One interesting point made in the Reserve Bank of India’s (RBI) credit policy was that 67% of the decline in foreign exchange reserves was due to “valuation changes". Simply put, this means that our forex reserves are held in various assets (cash or mainly bonds) like euros, special drawing rights (SDR), gold, yen, pounds and so on. With the dollar strengthening, the value of our overall vault has diminished. This is both good and bad news.
It is good news because there has been an argument made often that RBI is burning away reserves to defend the rupee, which cannot be infinite and is hence not a prudential approach. This follows from the fact that these reserves are built from capital inflows since we do tend to have a perpetual current account deficit, and hence using foreign direct investment, foreign portfolio investment, external commercial borrowings and non-resident Indian inflows to support the rupee is not a good idea. But if the depletion of reserves is not primarily due to the sale of dollars but valuation, this argument is weak.
The bad news is that if two-thirds of the decline in reserves is due to this external factor, then it exposes the helplessness of any country.
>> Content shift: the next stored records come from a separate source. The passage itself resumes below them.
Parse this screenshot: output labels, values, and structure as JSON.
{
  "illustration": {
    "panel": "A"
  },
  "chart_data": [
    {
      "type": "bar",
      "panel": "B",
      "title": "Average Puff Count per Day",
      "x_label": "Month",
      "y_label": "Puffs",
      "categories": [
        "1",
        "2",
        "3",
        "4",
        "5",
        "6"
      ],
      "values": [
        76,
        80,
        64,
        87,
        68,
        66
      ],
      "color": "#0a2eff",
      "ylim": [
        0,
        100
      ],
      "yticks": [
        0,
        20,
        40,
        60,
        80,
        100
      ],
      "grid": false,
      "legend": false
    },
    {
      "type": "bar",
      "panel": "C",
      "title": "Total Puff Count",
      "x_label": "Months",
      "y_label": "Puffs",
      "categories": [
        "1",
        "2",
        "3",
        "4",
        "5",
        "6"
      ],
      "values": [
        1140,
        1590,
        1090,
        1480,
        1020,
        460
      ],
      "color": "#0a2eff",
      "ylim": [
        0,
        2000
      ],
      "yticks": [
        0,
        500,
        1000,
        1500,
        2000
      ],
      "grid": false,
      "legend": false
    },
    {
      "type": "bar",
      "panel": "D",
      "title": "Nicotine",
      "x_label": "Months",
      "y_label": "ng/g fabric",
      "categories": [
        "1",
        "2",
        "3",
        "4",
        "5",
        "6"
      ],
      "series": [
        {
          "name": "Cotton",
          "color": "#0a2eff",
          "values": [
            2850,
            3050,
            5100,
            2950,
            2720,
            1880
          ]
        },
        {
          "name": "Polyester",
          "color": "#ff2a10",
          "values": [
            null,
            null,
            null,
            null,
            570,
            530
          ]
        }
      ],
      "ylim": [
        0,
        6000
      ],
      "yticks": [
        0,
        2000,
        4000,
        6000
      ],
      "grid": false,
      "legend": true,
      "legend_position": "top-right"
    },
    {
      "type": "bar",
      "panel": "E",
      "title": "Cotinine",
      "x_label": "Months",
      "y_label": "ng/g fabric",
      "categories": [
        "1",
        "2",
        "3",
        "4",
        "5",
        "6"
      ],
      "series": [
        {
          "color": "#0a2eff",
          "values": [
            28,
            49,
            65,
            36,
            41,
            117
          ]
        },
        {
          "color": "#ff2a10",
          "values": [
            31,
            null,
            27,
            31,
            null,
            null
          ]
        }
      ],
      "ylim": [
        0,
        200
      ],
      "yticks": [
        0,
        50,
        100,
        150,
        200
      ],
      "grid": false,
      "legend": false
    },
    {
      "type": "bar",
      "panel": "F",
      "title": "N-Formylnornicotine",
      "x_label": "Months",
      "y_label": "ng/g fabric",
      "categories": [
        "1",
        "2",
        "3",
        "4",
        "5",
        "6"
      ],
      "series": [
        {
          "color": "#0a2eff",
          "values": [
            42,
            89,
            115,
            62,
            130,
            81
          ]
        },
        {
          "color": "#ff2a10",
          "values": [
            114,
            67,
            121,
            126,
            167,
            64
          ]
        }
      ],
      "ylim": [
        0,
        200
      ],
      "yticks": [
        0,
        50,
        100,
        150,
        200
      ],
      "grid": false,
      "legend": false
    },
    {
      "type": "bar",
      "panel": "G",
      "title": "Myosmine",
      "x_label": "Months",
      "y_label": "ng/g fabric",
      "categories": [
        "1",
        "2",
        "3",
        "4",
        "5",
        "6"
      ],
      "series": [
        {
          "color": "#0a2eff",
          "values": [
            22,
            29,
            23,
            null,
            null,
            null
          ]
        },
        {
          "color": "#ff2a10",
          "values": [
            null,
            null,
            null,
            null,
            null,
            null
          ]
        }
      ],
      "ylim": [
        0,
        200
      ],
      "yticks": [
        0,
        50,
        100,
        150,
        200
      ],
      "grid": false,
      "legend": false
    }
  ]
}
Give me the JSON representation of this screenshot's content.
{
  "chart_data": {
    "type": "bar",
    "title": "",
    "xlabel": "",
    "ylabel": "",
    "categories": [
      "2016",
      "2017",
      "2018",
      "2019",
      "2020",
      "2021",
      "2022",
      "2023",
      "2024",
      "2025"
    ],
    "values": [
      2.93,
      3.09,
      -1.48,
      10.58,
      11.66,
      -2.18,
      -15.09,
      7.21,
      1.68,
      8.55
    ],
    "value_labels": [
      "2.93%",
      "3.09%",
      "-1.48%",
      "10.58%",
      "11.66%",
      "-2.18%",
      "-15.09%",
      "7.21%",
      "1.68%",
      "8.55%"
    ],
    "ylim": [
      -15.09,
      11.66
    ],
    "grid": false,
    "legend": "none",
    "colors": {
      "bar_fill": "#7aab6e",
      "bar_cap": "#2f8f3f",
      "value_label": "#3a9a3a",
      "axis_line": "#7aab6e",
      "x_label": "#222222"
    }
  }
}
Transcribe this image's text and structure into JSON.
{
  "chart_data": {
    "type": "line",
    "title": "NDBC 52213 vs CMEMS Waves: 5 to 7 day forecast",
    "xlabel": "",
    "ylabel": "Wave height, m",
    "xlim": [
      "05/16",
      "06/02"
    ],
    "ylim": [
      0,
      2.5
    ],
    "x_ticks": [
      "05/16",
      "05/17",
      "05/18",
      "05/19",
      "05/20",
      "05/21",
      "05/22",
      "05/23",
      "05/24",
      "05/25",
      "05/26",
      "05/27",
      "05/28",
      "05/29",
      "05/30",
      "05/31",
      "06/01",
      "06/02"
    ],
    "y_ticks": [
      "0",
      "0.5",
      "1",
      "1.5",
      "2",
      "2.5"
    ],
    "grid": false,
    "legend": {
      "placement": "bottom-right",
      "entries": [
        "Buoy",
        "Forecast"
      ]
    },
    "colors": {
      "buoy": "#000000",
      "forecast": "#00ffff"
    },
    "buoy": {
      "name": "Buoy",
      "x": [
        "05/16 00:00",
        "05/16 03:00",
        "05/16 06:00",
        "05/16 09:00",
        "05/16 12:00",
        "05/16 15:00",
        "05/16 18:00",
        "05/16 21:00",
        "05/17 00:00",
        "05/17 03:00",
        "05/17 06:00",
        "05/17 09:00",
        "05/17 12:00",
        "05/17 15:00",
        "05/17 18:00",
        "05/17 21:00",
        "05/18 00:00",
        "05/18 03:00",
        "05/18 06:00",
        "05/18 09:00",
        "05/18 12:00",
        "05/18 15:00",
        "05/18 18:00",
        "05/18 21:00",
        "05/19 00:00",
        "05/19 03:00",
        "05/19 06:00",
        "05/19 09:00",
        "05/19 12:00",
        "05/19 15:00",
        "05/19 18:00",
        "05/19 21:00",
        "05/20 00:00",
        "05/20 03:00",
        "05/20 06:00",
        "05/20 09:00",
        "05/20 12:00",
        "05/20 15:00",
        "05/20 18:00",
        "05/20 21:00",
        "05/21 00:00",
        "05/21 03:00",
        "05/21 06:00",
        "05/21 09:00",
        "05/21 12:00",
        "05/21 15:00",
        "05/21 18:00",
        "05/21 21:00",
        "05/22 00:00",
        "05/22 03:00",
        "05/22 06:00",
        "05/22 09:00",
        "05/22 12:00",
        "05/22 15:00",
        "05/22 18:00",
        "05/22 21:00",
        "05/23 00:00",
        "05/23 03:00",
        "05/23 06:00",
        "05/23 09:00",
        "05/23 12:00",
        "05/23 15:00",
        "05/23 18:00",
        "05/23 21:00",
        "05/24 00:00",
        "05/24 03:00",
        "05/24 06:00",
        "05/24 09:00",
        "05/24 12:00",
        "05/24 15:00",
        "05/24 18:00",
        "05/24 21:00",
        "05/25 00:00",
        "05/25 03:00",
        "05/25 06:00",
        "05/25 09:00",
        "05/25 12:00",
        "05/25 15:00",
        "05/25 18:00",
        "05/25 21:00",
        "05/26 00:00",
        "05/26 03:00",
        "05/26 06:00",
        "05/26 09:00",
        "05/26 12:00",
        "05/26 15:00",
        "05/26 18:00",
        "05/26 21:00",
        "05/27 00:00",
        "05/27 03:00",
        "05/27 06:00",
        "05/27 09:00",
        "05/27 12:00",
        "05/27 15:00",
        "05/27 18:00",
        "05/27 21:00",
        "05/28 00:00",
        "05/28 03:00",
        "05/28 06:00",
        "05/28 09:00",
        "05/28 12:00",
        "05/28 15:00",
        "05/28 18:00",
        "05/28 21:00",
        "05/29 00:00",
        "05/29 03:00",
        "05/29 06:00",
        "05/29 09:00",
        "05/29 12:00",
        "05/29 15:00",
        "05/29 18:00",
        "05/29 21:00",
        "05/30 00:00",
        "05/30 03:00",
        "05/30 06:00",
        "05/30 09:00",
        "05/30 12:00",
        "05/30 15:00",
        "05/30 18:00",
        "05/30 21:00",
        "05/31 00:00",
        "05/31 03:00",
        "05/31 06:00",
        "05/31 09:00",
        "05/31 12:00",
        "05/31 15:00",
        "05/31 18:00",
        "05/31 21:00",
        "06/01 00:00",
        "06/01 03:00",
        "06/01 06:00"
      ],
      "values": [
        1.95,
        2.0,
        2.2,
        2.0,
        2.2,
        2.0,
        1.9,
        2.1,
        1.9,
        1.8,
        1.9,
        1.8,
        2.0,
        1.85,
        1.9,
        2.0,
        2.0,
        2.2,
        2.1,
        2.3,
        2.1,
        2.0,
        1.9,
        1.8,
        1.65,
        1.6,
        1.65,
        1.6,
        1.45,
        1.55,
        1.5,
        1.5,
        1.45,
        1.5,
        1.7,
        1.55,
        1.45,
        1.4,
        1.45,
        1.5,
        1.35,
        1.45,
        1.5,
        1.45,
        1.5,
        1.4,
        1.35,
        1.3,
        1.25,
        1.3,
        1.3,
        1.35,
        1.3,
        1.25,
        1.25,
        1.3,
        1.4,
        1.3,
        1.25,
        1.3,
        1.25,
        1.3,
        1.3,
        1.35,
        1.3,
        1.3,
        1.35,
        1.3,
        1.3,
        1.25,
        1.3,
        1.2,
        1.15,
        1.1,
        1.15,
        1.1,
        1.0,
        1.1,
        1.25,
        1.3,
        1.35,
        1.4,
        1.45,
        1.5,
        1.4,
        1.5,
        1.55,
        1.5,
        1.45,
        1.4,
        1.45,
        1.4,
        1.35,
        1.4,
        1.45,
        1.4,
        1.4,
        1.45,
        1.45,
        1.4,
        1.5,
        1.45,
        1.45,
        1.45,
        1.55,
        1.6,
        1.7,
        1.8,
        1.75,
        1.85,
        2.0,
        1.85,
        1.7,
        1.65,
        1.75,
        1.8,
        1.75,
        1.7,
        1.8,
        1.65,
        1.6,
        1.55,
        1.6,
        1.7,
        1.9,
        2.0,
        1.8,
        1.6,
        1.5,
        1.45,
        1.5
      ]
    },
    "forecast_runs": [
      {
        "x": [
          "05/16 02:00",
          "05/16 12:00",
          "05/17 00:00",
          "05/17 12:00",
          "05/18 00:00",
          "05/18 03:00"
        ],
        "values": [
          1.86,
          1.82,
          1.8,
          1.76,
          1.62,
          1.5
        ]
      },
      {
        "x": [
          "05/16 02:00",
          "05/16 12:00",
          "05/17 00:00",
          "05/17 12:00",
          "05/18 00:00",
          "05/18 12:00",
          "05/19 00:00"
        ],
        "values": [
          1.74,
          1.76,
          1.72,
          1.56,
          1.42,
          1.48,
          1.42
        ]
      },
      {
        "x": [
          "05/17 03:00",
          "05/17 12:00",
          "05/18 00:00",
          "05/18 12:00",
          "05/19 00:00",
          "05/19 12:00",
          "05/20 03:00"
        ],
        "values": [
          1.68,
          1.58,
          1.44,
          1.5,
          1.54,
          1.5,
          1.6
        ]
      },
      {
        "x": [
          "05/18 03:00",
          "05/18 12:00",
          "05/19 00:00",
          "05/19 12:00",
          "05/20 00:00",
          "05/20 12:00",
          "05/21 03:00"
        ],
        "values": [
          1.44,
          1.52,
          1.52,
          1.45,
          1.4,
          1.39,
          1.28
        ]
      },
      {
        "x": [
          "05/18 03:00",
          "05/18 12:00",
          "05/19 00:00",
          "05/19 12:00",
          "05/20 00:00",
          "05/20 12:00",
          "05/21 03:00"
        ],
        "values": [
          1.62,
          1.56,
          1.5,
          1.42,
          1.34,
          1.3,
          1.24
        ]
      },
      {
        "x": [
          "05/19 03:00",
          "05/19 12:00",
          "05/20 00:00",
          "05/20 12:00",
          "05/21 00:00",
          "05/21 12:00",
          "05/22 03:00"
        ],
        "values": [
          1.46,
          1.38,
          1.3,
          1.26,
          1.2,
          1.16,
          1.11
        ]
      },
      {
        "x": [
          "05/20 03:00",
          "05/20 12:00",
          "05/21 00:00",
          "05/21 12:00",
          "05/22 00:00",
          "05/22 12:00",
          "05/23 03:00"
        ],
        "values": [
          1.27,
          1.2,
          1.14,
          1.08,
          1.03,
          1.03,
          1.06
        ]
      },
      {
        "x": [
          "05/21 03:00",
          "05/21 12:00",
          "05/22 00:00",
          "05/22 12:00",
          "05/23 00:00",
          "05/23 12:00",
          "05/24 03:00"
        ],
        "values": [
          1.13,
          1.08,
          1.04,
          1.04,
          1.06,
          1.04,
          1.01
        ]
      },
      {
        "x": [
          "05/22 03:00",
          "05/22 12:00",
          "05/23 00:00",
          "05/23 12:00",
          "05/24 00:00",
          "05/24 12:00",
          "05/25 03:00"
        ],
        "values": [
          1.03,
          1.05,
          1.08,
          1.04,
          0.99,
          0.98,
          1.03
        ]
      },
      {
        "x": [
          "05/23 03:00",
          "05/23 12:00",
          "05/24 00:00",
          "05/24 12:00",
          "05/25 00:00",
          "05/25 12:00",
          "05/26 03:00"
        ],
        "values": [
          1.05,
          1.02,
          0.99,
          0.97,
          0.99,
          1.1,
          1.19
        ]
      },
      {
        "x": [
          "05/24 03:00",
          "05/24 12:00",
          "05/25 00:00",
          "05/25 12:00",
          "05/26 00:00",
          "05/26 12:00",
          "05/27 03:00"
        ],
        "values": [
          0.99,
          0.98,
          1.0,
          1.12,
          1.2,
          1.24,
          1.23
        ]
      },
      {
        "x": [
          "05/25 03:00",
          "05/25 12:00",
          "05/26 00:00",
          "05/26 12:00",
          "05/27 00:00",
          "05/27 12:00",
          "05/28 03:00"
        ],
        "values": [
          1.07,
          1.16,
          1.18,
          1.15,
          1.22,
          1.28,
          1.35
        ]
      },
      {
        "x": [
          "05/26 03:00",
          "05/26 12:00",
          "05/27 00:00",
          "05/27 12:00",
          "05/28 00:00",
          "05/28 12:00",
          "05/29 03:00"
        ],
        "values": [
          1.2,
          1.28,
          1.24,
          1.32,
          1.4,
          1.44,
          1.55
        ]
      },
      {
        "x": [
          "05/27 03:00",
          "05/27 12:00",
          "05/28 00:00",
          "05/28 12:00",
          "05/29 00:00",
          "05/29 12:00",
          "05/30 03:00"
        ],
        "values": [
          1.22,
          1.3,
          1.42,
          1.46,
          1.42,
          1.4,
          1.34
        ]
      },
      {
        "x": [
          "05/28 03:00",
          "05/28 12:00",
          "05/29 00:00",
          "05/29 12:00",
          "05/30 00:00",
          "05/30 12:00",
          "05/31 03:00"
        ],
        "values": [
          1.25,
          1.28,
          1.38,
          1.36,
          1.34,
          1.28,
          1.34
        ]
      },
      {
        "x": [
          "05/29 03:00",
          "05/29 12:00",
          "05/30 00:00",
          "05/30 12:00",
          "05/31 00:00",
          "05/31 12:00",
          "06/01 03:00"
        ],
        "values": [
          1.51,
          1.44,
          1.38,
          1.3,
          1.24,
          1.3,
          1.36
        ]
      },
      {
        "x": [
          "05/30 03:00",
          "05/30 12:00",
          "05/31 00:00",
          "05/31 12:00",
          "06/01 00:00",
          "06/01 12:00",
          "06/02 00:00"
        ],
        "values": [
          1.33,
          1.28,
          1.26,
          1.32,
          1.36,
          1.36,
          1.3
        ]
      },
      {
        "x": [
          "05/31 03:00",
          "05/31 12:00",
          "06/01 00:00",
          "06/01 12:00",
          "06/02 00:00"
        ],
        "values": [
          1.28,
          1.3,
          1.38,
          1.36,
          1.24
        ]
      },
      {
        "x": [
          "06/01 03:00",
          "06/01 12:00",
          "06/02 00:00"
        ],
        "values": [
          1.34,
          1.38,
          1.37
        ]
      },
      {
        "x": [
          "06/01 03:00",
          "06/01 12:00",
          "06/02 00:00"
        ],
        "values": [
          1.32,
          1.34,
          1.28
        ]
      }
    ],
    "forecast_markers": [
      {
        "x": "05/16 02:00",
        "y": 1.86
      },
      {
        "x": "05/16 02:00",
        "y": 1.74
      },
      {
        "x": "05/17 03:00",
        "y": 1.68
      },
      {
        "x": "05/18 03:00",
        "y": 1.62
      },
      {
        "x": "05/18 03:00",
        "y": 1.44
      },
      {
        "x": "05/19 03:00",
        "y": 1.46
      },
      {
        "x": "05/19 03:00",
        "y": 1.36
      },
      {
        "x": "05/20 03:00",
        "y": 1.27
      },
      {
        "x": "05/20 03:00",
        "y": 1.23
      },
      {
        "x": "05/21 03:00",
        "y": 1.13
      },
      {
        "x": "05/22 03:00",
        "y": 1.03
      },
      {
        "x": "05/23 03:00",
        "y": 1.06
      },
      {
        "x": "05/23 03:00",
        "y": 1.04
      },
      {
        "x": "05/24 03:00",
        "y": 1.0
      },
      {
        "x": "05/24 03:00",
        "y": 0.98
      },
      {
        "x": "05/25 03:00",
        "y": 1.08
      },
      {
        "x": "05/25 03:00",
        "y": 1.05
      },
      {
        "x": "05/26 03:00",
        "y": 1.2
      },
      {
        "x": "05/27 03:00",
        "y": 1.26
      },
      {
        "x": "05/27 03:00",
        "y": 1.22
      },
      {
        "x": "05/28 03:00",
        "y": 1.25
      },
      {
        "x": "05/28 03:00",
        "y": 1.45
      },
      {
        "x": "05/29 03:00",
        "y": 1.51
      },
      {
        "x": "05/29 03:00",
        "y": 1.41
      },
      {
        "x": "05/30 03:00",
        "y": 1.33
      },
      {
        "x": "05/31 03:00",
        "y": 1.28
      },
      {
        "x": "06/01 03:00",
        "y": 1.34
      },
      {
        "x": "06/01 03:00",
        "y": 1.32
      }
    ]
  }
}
All central banks like to keep diversified assets in their forex vaults. But if the dollar value falls even under ceteris paribus conditions, then vulnerability intensifies. Even gold has taken a hit with the dollar strengthening, which sends this component down independently, just like SDRs. If reserves were denoted in euros, say, then the picture wouldn’t be as gloomy.
But given that such valuation changes are beyond the control of any country, the concept of trade in local currency (i.e. rupees) becomes important. This is an idea whose time may have come, as countries have been exposed to a series of external forces that are not always economic. There is a need to have a strong forex arsenal for sure. When our balance-of-payments weakens, there will be a tendency for an outflow of reserves to maintain equilibrium. The currency will fall, which could hasten if RBI does not sell dollars to steady the rupee. One solution is to reduce outflows. Hence, allowing trade in rupees is a compelling option. The issue here is that for rupee trade to work, it has to be acceptable to counter parties. An oil company in Russia, say, will not have much use for rupees received unless it is converted to roubles by the government. The system that India has recently notified asks receivers to get their banks to maintain Vostro accounts for transactions, but their balances have to be invested in government bonds, which is not attractive for manufacturers that would prefer cash to financial investments.
This means that for any rupee trade facility to work, governments must be involved. If New Delhi signs agreements with say Russia, then trade will be in rupee-roubles. All roubles earned on exports will be channelled through the Indian government or banks that give rupees to exporters. The roubles earned will in turn be sold to those who import from Russia.
This will work where the volume of trade is significant between India and the other country, with a trade deficit at our end. For example, in 2021-22, India’s exports to China were $21 billion while imports were $73 billion. Hence, we had a deficit of $52 billion. A deal that would work is where the two countries agree to an amount of about $20 billion for which the exchange rate between the rupee and yuan would be fixed (through the dollar route presently). Our exports would be paid in yuan, which RBI could then sell to Indian importers who buy from China. This way, bilateral trade transactions would work.
Our second-largest export destination after the US is UAE, to which we export $28 billion and import $45 billion worth of goods. Here too, a predesignated amount could be agreed upon for rupee-dirham trade, with currencies sold to importers by the respective central banks. And in case the other currency is acceptable in third countries, like the yuan, then the volumes could go higher. This would encourage the formation of currency blocks across the world.
Since we have been talking of the internationalization of the rupee, countries with which we have a trade surplus, like Bangladesh and Sri Lanka, and those with which we have deficits, like Malaysia and Indonesia, can form a block where trade can take place in accepted currencies. This will reduce dollar dependence.
Will such arrangements solve our forex problem? Only to a certain extent, because while demand for dollars would come down, so would their supply through exports, as the raison d’être of bilateral currency trading is mutual acceptance. These arrangements would only address the issue of disruptions caused by the world economy’s dollarization. Today, as Western sanctions on Russia show, politics has taken over economics. Such bilateral currency arrangements will reduce dollar dependency and smoothen payment systems for trade, but may not address the challenge of dollar inflows.
The crux to addressing the currency and reserves challenge would lie in boosting exports in a globalized world where interlinkages are strong. Bilateral currency trading will address issues of valuation to an extent and help trading in a relatively non-dollarized environment. But, ultimately, fundamentals have to be strengthened to emerge stronger. There’s no other way out.